Appeal against the award for injury to feelings which had been set at £10,000. Appeal allowed and a figure of £2,000 was substituted, along with interest.

The Claimant was pregnant when the Respondent decided to re-organise the business, the effect being that the Claimant's role was made redundant. Four new roles, as transport shift manager (TSM), were announced. As the redundancy consultation began, the Claimant asserted her right to be offered suitable alternative employment during maternity leave, in preference to other redundant employees, in accordance with Regulation 10 of the Maternity and Parental Leave etc Regulations 1999. This assertion gave rise to the question of whether the TSM roles, properly analysed, were “suitable” available vacancies. The Respondent took the view that TSM roles were not “suitable” and it required the Claimant to attend for a competitive interview. The Claimant was interviewed for the TSM role but was unsuccessful. She raised a grievance which unfortunately was blocked by the Respondent's firewall and managers were therefore unaware of the Claimant's emails. The Claimant brought claims of automatic unfair dismissal, detrimental treatment, victimisation and pregnancy/maternity discrimination to the ET. The ET upheld her complaints of detrimental treatment contrary to section 47C ERA and pregnancy/maternity discrimination insofar as it found that the Respondent failed to take adequate steps to deal with her grievance. The ET awarded her £10,000 for injury to feelings, saying that a sum at the lower end of the then middle Vento band was appropriate. The Respondent appealed saying that the award was excessive and that it was not Meek compliant.

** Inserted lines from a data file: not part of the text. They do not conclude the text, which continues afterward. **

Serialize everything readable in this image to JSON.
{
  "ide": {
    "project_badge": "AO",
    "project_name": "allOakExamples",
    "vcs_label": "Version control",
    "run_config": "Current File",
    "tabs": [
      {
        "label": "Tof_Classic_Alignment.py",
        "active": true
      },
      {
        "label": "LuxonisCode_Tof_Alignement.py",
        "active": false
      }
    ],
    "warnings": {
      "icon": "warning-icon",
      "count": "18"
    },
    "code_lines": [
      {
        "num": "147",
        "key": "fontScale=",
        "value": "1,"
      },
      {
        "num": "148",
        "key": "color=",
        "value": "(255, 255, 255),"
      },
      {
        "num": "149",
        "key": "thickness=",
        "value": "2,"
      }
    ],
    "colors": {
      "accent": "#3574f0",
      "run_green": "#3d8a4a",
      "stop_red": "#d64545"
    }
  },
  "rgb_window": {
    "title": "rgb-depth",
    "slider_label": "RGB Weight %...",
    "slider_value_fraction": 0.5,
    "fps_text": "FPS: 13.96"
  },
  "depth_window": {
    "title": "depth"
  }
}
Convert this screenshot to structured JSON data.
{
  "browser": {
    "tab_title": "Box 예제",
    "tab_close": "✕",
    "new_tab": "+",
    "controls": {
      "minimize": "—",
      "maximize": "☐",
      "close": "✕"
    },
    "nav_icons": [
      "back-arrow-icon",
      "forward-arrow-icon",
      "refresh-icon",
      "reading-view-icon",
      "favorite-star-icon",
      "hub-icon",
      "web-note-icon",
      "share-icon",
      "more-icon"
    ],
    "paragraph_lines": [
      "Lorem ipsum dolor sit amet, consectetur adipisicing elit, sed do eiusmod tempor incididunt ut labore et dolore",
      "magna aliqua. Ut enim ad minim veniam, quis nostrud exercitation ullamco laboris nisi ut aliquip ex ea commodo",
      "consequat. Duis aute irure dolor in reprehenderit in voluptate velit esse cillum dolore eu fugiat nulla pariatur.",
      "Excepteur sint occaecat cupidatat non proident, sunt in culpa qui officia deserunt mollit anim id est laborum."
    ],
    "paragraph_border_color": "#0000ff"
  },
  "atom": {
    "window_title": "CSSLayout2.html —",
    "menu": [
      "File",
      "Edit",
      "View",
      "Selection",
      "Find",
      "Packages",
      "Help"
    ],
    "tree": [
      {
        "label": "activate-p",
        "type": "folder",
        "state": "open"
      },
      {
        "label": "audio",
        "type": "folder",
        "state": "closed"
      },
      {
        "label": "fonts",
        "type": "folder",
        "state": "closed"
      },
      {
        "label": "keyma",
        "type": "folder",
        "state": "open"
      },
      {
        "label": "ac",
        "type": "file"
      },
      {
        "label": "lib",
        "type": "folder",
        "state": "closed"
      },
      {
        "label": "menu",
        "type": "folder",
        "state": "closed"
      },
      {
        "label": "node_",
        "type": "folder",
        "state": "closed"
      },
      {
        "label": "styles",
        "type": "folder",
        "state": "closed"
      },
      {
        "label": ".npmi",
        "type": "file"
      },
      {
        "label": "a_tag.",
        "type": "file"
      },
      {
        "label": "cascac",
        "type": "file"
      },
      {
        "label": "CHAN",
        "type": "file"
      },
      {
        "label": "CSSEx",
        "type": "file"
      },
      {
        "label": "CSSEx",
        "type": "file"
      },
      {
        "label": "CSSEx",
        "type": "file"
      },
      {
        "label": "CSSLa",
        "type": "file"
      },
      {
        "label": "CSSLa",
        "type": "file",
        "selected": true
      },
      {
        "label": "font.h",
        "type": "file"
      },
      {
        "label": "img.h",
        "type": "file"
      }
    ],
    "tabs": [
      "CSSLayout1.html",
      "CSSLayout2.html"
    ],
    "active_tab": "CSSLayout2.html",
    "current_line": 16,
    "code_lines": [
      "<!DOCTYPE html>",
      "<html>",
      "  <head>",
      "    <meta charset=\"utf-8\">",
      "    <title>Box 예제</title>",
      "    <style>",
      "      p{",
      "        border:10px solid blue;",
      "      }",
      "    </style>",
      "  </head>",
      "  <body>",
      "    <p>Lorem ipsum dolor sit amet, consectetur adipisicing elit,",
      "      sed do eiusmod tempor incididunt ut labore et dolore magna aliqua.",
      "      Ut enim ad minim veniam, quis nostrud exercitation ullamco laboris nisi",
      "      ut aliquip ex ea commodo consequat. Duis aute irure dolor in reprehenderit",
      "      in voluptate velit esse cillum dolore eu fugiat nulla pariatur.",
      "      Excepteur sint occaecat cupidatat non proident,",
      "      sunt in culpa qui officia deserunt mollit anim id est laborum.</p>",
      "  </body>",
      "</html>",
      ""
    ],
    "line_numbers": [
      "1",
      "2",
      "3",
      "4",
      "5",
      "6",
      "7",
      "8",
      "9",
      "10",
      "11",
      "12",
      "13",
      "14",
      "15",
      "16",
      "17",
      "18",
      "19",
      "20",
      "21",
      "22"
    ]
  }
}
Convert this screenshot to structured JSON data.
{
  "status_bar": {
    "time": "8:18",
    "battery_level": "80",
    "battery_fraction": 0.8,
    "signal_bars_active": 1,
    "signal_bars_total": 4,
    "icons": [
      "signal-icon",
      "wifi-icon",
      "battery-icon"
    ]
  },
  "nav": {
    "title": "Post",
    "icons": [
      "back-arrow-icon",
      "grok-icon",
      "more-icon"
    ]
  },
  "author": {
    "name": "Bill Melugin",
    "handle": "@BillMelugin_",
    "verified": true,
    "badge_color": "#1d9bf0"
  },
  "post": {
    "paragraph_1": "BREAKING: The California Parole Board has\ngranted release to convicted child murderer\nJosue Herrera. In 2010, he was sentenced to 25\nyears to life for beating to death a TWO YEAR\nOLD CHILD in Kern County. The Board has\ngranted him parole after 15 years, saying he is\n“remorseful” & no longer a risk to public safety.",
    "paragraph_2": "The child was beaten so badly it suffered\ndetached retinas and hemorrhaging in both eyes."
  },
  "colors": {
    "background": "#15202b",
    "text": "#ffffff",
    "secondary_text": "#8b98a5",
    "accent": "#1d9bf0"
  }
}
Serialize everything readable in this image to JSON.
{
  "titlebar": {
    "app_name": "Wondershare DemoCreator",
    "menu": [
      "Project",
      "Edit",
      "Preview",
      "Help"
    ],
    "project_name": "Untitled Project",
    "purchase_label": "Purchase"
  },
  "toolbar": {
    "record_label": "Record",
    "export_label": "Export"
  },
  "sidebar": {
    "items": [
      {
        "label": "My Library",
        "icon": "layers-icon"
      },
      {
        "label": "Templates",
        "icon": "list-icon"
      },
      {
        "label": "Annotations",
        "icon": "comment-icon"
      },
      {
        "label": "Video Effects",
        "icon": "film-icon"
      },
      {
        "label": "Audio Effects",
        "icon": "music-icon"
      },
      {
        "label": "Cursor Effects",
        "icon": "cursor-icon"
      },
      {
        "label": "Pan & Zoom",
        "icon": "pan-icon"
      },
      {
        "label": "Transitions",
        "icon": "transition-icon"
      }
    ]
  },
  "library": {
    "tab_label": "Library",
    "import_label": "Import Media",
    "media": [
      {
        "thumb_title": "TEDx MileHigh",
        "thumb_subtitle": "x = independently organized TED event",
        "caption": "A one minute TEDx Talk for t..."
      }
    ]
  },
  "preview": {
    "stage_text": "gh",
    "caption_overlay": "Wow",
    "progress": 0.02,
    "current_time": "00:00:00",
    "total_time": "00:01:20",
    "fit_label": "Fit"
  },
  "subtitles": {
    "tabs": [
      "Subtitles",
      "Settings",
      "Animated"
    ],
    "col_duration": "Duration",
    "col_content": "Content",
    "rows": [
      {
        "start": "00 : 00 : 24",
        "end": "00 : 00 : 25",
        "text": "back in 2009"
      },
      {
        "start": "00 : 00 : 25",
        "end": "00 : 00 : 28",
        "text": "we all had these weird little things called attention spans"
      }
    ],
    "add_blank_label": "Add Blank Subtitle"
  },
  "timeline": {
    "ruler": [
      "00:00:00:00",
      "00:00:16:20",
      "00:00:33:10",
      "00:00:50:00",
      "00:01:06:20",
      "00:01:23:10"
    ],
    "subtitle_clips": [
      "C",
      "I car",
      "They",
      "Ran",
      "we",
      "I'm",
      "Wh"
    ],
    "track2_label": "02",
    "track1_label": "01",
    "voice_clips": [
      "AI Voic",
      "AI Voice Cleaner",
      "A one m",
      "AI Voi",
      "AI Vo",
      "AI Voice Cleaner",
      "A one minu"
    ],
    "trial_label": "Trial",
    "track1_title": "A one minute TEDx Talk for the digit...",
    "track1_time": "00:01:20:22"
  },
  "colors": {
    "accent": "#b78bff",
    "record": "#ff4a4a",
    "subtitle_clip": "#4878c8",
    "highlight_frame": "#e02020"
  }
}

The EAT allowed the appeal. The Claimant was upset that her grievance had been missed, but this could not be conflated with her upset with the wider process that concluded with the termination of her employment. Her upset was genuine but fleeting and, based on the evidence she gave, resulted in only minimal injury to her feelings. The EAT was also concerned that the ET may have had in mind those aspects of her claim that had failed. The EAT substituted the award for one of £2,000 but added interest which the ET, wrongfully, had failed even to consider.